Four Principles of Financial Planning Success

Made famous and noteworthy of late by a delivery to Congress from ‘financial expert’ Ron Blue, these four principles have stood, and will continue to stand, the test of time. They didn’t need to be developed by Harvard MBA’s or Wharton School honor students. They are simple, common sense ideals, sometimes forgotten or abandoned, concepts that are simple to understand, but not always easy to carry out.

  1. Think long-term with goals and investing.
  2. Spend less than you earn.
  3. Maintain liquidity (an emergency savings).
  4. Minimize the use of debt.

Simple but not easy. Commonsense and not complex. Yes of course specific financial plans take much more in depth insight to plan for specific objectives and goals and need to take into account regulations, laws, taxes, etc. based on specific circumstances. But these are core principles to build your financial lives and plans on. If your base, your foundation is built on these core ideals, you will be much more able to plan and make it work, in good and bad times.

Let’s expand and explain.

Think long term.The longer-term your perspective, the better financial decisions you’ll make. Set goals for the future. Invest for the long term and worry less about the short term ups and downs of your 401(k) account.

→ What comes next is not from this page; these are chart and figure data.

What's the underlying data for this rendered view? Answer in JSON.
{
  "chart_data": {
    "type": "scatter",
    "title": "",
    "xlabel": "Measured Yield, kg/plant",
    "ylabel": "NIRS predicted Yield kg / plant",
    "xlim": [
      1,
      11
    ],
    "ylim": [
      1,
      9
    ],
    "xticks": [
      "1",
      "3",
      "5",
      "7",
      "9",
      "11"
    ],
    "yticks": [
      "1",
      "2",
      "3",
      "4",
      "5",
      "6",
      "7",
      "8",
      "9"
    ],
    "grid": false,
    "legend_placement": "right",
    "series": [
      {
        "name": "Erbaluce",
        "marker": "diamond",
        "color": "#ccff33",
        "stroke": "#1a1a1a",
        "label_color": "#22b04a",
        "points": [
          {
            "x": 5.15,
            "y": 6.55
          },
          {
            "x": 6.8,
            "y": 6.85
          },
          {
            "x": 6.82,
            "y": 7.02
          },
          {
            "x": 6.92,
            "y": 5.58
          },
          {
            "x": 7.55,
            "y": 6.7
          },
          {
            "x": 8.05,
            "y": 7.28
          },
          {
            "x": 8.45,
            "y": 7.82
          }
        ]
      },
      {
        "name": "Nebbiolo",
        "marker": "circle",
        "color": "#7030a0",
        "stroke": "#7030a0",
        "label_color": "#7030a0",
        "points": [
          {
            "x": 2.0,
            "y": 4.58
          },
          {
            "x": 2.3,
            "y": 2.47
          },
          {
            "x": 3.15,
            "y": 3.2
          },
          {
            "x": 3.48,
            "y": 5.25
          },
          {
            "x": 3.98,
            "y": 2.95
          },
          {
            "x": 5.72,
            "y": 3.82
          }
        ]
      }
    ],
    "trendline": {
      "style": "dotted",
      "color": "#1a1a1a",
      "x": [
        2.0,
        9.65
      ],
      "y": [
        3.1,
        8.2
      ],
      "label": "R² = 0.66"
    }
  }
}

Spend less than you earn.First you need to know what you earn and what you’re spending. Write it out. Call it a ‘budget’ or not but get as close or high level as practical and know it, monitor it. Develop self-control on spending. If you spend less than you earn over a long period, you’ll more likely do well.

Maintain emergency savings. This reserve set aside will help you ride out life’s surprises. You will need to be spending less than you earn in order to build savings. And this savings will help you avoid debt.

Minimize the use of debt.If you increase debt, you increase your risk. It may allow you to do more now, but it will detract from your abilities to save and invest in the future. Financial problems are usually magnified with debt.

It is easy to overlook these simple financial principles. But in good times or bad, recession or boom, inflation or deflation, these principles have stood the test of time. The Four Principles of Financial Success should be the core, the base, the beginning of everyone’s planning.

This information is for educational purposes only and should not  be considered specific investment advice.  Different types of investments involve varying degrees of risk including market fluctuation and possible loss of principal value. There can be no assurance that any specific investment strategy will be profitable.